In an October 2009 review article appearing in “Molecular Nutrition and Food Research,” the authors evaluated current research into the use of curcumin and other dietary constituents on inflammation of the gastrointestinal tract. They report that there is good evidence indicating anti-inflammatory actions of curcumin at relatively high dosages to attenuate certain types of colitis in experimental animal models.
The January 2009 issue of the “British Journal of Nutrition” published an article detailing the efficacy of curcumin on the pathogenesis of IBD. The authors report that curcumin has antioxidant and anti-inflammatory properties, but the specific mechanisms of this compound in unclear. They conducted an experiment using multi-drug resistant mice, which develop inflammation of the intestine similar to IBD, to study diet/gene interactions and potential effects of curcumin. They found that curcumin significantly reduced histological signs of colonic inflammation, and analyses suggest that the effect of dietary curcumin on colon inflammation could be via an up-regulation of xenobiotic metabolism, such as drugs foreign to an organism’s normal biochemistry, and a down-regulation of pro-inflammatory pathways. These results indicate the potential of gene expression and pathway analyses to better understand the effect of foods on colonic inflammation.

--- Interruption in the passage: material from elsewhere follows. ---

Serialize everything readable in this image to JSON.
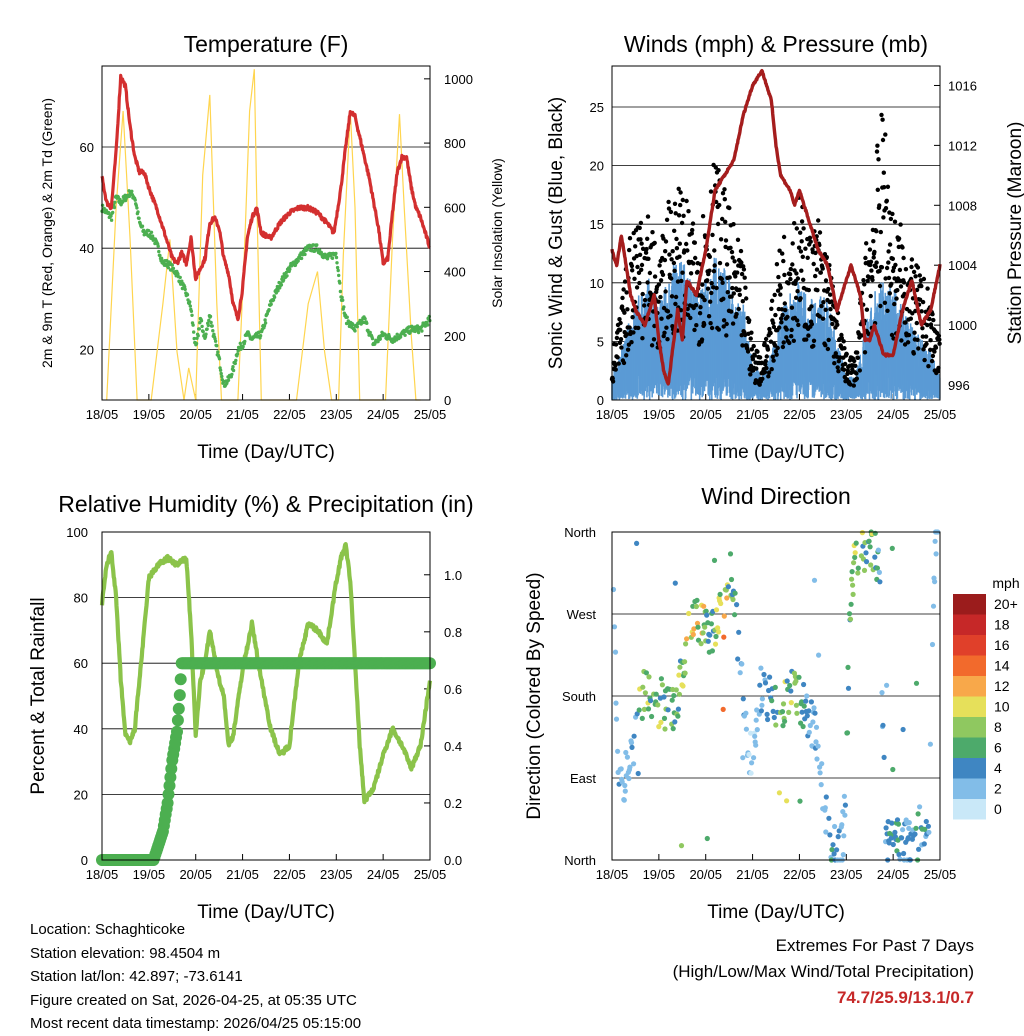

A study published in the December 2006 issue of “Clinical Gastroenterology and Hepatology” assessed the efficacy of curcumin as a therapy for patients with ulcerative colitis, which is an inflammation of the colon. The researchers selected patients for a randomized trial and created two groups: one was treated with anti-inflammatory medication and curcumin twice a day for six months, where the second group received the same medications and a placebo in place of the curcumin. They found that less than 5 percent of the experimental group had a recurrence of the condition compared to more than 20 percent of the control group receiving the placebo. They concluded that curcumin seems to be a promising and safe medication for maintaining remission in patients with ulcerative colitis, but cautioned that further studies need to be conducted to reinforce these findings.
Although there’s no substitute for diet and exercise when it comes to weight loss, there’s growing evidence that Curcumin may slightly increase the rate at which fat is burned, according to a recent study published in the Journal of Nutrition.
In a study entitled, “Curcumin Effects on Weight Loss” mice were fed a high fat diet for twelve weeks while being supplemented with curcumin. The researchers were surprised to find that although the mice ate the same amount of food while on the curcumin supplement, they lost both weight and body fat. It was also observed that levels of a growth factor known as vascular endothelial growth factor needed for the growth of fat tissue was decreased by the curcumin supplementation. As an aside, the mice were noted to have a decrease in their cholesterol levels at the end of the twelve week period. At least according to this study, curcumin for weight loss appears to have potential, although these curcumin effects need to be confirmed in humans.
It is unclear what accounted for curcumin’s effect on weight loss in this study. It’s thought that it may interfere with one of the enzymes needed for building fat tissue. Some studies have also shown that curcumin lowers insulin resistance, thereby decreasing the risk of type 2 diabetes. The ability to lower insulin resistance may also partially account for its ability to promote fat loss.
Curcumin has been traditionally used in wound healing. Tissue repair and wound healing are complex processes that involve a series of structural changes in the tissue. These include inflammation, granulation, and remodeling of the tissue. The effect of curcumin on wound healing was studied and found to heal more rapidly as compared to untreated controls. Several areas within the dermis showed extensive development of new blood vessels, and greater collagen deposition in curcumin-treated wounds.